De hecho, las grandes compañías encargan las arquitecturas flotantes "más horteras del mundo", quizá pensando que la miseria moral, que tanto abunda en la bolsa, se traslade a la indigencia estética de esos grandes artilugios flotantes que parecen ciudades, en las que se consume, contamina y induce al mal gusto. Su función primigenia, a veces inadvertida, es adoctrinar a familias enteras en los paquetes turísticos de última generación: los de la saga familiar del sistema "low cost", "todo incluido", hasta lo que son espacios de navegación "a bordo", que ahora son forzados espacios turísticos contables como bloques inmobiliarios, que miran al paisaje exterior o interior que intentan domeñar a toda costa, con camarotes en forma de apartamentos, estimulando la idea de que las vacaciones impulsan el buen gusto, sea en tierra o en el mar, con la misma propulsión mecánica de la cultura de masas.

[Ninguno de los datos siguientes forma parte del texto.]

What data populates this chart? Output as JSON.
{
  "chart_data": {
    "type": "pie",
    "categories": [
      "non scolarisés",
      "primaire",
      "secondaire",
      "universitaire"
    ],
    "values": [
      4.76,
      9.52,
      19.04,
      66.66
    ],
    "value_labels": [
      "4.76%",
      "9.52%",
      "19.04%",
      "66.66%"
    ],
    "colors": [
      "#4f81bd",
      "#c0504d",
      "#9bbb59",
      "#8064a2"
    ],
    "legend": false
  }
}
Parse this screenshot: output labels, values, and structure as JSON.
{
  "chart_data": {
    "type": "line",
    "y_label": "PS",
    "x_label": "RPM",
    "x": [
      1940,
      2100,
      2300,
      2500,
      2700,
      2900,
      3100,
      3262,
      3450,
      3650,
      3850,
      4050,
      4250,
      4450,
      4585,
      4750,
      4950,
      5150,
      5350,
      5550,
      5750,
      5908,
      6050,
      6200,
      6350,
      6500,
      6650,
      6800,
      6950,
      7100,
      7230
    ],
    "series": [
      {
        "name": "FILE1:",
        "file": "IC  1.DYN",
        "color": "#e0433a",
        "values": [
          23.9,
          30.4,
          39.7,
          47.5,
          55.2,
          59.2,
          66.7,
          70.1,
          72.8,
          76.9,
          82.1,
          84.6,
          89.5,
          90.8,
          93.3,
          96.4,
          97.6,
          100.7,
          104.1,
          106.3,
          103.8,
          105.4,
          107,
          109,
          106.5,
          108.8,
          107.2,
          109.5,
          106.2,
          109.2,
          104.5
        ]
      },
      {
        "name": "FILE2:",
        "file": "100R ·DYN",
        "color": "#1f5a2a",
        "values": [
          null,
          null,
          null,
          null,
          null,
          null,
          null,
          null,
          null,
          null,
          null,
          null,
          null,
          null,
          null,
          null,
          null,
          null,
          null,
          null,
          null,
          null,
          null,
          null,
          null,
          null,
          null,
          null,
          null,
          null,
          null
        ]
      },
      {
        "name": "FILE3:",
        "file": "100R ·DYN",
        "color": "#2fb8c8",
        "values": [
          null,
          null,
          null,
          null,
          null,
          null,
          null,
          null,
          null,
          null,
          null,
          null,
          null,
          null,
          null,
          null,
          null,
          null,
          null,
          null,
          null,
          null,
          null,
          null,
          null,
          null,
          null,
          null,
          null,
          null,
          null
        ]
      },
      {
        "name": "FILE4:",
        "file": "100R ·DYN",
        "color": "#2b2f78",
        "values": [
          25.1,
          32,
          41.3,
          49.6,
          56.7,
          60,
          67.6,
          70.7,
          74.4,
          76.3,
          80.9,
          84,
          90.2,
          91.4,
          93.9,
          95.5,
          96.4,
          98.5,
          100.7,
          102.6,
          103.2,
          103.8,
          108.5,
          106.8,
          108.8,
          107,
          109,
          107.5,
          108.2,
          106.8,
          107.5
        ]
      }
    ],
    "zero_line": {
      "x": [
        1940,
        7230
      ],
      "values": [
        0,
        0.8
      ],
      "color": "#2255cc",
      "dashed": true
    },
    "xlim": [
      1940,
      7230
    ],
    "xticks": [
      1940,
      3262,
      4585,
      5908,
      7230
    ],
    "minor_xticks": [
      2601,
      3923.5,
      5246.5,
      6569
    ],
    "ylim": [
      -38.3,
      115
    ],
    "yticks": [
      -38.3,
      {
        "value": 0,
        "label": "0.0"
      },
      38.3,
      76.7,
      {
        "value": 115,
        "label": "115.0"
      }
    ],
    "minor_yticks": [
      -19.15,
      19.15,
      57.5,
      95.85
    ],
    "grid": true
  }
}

La familia que hace el crucero unida, abuelos, padres, hijos, nietos, - o empleados, jefes, parejas, proveedores, empresas -, hacen un curso acelerado unido al de historia del consumo, la fealdad ligada al capitalismo. Un máster en ocio, en viajes sin experiencia del lugar, con la liturgia del "pay per selfie", que sustituye muy a menudo al "pay per view". El atracón de subterfugios va desde las envolventes de las naves ("torres tumbadas") a las curvas abotargadas de los recargados salones; desde los estereotipados parques infantiles, a los lobbies románticos para "first dates"; desde las piscinas con surf, a los "spas" con "glamour"; desde los ascensores trasplantados de las ferias de atracciones, a las escaleras de cuentos de hadas de las películas "disney". Todo desmadre cabe en la arcaica arquitectura de la mayoría de barcos "de lujo" encadenados a los grupos que cotizan en bolsa.
El crucero turístico de masas es la experiencia vital más impactante de viaje del "precariado" de nuestro tiempo, exceptuando, quizá, el museo-emblema. La diferencia es que el crucero constituye una arquitectura móvil, mientras que el museo de masas parece que se está quieto, aunque se mueve por los flujos de su teatralización visual con imaginería fugaz, - también de consumo rápido -, enlatado, e incluido en el "paquete familiar", como todo.
Gracias a la creciente masificación de los cruceros, su arquitectura cosmo-náutica se está convirtiendo en ideal global y metáfora subliminal para una generación perpleja, que se perpetúa en vulnerables símbolos decadentes, indiferentes al arte y el lugar, apostando por consumir ocio, caro, falso y hortera, que la ciudad y el suburbio le niegan.